Zwykły tapczan na moje życzenie w królewskie łoże się zamienia,
Na nim jedwabista pościel, nad nim baldachim wiszący
Przy nim ogień świecy miły zapach wydzielający
Przez okno wpada ciepły powiew letniego powietrza
Gdybym nie spała usłyszałabym nawet granie świerszcza
Czuję tylko miły dotyk pościeli na całej powierzchni nagiego ciała
Jego ramię trzyma mnie w bezpiecznym uścisku taj jak zawsze chciałam
Woń roztaczają jego perfumy i czuję jak do cudownego świata odlatuję
Nagle! Co to? Słowika trel moje śpiące zmysły odblokowuje..
Gdzie moja córcia? Tapczan stary? Moje kapcie i pokój cały?
Rozglądam się a ja leżę naga w pomieszczeniu doskonałym...
Wchodzi On i dociera do mnie że przecież marzenie się spełniło
Zamieszkałam z moim księciem przez którego zupełnie życie się zmieniło!
Już nie śpię sama, zagubiona, niekochana, w nocy zbudzana
Teraz mój sen jest jak sen na jawie w którym jestem kochana.
napisał/a: skibuszka 2014-06-11 23:08
Dla mnie już sam sen jest komfortowy. Uwielbiam osiągnięcie tego błogiego stanu. Zamykam oczy i odpływam w krainę rozkosznego snu w cudownych ramionach ukochanego. Świat staje się nieistotny. Liczymy się tylko my, ja zaś nie muszę się martwić o higienę
napisał/a: madzia1980 2014-06-12 06:30
21.30 Wanna pełna pachnącej piany z dodatkiem olejku do kąpieli o zapachu trawy cytrynowej i kokosu. Zanurzam się w tafli szafirowej wody. Piana spowija moje ciało i czuję, że otula mnie jak poranna mgła, kojąco. Poddaję się ablucjom. Zakładam bawełnianą piżamę, która jest niezwykle wygodna. Czuje w niej swobodę i komfort, po dniu pełnym napięć. Pokój solidnie przewietrzony, wyciszony, bez telewizora i innych pobudzaczy.
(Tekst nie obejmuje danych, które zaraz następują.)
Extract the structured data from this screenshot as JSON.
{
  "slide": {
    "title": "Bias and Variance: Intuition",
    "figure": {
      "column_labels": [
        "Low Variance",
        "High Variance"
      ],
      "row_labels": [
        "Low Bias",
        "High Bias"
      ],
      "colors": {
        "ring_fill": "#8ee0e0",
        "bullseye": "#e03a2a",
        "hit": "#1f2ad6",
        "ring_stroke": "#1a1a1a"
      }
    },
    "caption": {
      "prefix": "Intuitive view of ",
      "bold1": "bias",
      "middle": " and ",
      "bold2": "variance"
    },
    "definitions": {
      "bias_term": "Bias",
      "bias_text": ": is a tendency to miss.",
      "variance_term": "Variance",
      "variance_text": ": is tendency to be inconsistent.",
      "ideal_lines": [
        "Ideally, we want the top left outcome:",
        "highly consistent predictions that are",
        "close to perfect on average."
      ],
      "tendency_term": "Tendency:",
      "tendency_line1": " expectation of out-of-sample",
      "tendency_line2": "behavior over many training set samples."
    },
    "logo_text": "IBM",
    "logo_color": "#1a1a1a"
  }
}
Azyl. Materac cudownie twardy a poduszka fenomenalnie miękka. Pościel pachnie lawendowym aromatem. Lekko wykrochmalona kusi szorstkością by po chwili zmięknąć i otulić przyjaźnie moje ciało. Z rozkoszą zanurzam się do łóżka. Puch gęsi lekko mnie owija. Czuje ukojenie, bezpieczeństwo i spokój. Zapadam w sen i jest mi tak dobrze...mhm bardzo dobrze.
napisał/a: mag_da17 2014-06-12 10:05
Do komfortowego snu potrzebuję naprawdę wiele. Przede wszystkim :
1. Idealna ciemność, nie znoszę kiedy do pokoju wpada światło księżyca zaraz mam wrażenie że wszystkie cienie padające w pokoju to jakieś potwory brrrr
2. Uklepana poduszka hmmm w sumie nie wiem jak to nazwać ale musi mieć odpowiednią formę
3. Świadomość, że drzwi wejściowe są zamknięte zawsze przed snem to sprawdzam
4. Zimna kołdra latem a cieplutka zimą nagrzewam ja na grzejniku ( ale jestem dziwna)
5. Cisza nawet bzyczenie komara potrafi mnie obudzić w środku nocy jestem tak uparta, że poluję na niego czasem nawet przez godzinę
6. Ukochany miś tak mam 23 lata śpię z misiem :)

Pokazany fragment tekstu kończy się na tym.